By documenting previously unknown occurrences of black ash, the team hopes to improve their understanding of the distribution of the species in Nova Scotia and better prepare to mitigate the risks to the species.

“The most immediate challenge to our work is the threat of damage caused by white-tailed deer,” Cody explains. “Deer selectively browse on ash and can completely strip a seedling bare of its leaves or pull a plant from the ground. We have tried several methods to keep our seedlings safe from deer but have found that the most effective repellent method is to install a fence around the seedlings.”

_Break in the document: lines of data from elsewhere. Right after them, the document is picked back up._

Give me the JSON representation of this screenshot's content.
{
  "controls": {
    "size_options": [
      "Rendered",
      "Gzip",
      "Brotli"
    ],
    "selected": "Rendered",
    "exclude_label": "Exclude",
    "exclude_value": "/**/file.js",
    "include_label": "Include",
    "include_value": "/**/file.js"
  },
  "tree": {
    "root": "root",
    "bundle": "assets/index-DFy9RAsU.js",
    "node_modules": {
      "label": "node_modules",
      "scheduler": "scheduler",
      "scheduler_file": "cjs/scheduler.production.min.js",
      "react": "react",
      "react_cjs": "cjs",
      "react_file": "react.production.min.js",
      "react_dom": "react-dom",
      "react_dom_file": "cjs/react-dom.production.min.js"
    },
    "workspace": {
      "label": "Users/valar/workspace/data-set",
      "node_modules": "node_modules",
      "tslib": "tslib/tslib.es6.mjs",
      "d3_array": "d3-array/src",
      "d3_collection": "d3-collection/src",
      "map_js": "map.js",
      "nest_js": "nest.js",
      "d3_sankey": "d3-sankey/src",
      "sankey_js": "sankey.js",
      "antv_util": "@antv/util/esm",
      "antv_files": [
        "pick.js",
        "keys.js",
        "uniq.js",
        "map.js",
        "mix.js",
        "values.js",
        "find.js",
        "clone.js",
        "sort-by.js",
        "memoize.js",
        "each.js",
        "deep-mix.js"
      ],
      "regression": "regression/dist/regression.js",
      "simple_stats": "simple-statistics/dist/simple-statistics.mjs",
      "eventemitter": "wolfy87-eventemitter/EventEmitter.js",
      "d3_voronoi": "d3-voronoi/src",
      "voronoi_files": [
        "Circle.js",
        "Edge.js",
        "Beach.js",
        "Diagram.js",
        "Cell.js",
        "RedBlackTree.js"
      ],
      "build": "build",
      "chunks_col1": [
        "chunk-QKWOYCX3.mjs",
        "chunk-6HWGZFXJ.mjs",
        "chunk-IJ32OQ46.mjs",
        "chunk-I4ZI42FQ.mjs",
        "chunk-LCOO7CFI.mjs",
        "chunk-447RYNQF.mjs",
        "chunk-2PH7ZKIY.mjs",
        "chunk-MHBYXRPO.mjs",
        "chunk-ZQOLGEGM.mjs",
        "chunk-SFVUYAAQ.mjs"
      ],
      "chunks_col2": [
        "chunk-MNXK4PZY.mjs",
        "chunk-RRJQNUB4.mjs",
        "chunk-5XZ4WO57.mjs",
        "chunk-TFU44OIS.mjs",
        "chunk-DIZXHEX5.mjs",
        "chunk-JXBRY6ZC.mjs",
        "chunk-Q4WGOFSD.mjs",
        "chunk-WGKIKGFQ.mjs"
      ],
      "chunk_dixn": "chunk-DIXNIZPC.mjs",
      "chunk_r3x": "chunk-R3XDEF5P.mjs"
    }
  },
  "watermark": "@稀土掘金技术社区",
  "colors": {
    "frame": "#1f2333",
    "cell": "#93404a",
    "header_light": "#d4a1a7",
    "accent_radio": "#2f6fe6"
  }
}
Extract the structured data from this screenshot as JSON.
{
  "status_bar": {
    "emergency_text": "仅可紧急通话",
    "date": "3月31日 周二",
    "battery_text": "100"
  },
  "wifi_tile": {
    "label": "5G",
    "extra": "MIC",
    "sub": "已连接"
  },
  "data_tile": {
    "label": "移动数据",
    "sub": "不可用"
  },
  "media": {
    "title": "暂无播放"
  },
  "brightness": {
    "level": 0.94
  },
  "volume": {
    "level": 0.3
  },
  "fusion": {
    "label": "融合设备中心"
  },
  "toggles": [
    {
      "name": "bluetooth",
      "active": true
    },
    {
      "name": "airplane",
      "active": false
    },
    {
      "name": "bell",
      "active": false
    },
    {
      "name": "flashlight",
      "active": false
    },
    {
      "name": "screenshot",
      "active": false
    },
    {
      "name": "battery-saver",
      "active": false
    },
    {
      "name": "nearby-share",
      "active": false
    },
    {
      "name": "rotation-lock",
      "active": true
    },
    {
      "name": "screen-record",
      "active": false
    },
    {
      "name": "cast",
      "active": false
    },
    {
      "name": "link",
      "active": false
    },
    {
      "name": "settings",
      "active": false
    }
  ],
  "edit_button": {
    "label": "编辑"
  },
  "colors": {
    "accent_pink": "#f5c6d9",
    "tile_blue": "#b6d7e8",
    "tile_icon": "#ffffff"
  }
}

While Cody oversees the project, Dalhousie University Faculty of Agriculture has played a significant role in the conservation project. A valuable partner on the black ash project, Dalhousie Agricultural Campus has offered its extensive expertise and resources to help the project to be successful.

“The horticultural staff on campus provide excellent care for our seedlings and the Friends of the Garden did a great job potting 500 of our seedlings into large containers with a custom soil mixture that they created for us,” Cody explains.

While the project is still in progress, the team at Mi’kmawey Forestry has been working on conserving black ash since 1997. To date, the program has submitted thousands of black ash seeds for long term storage at the National Tree Seed Centre and has established seven plantation sites provincewide. They hope that these plantation sites will one day yield seed themselves to supply future conservation efforts.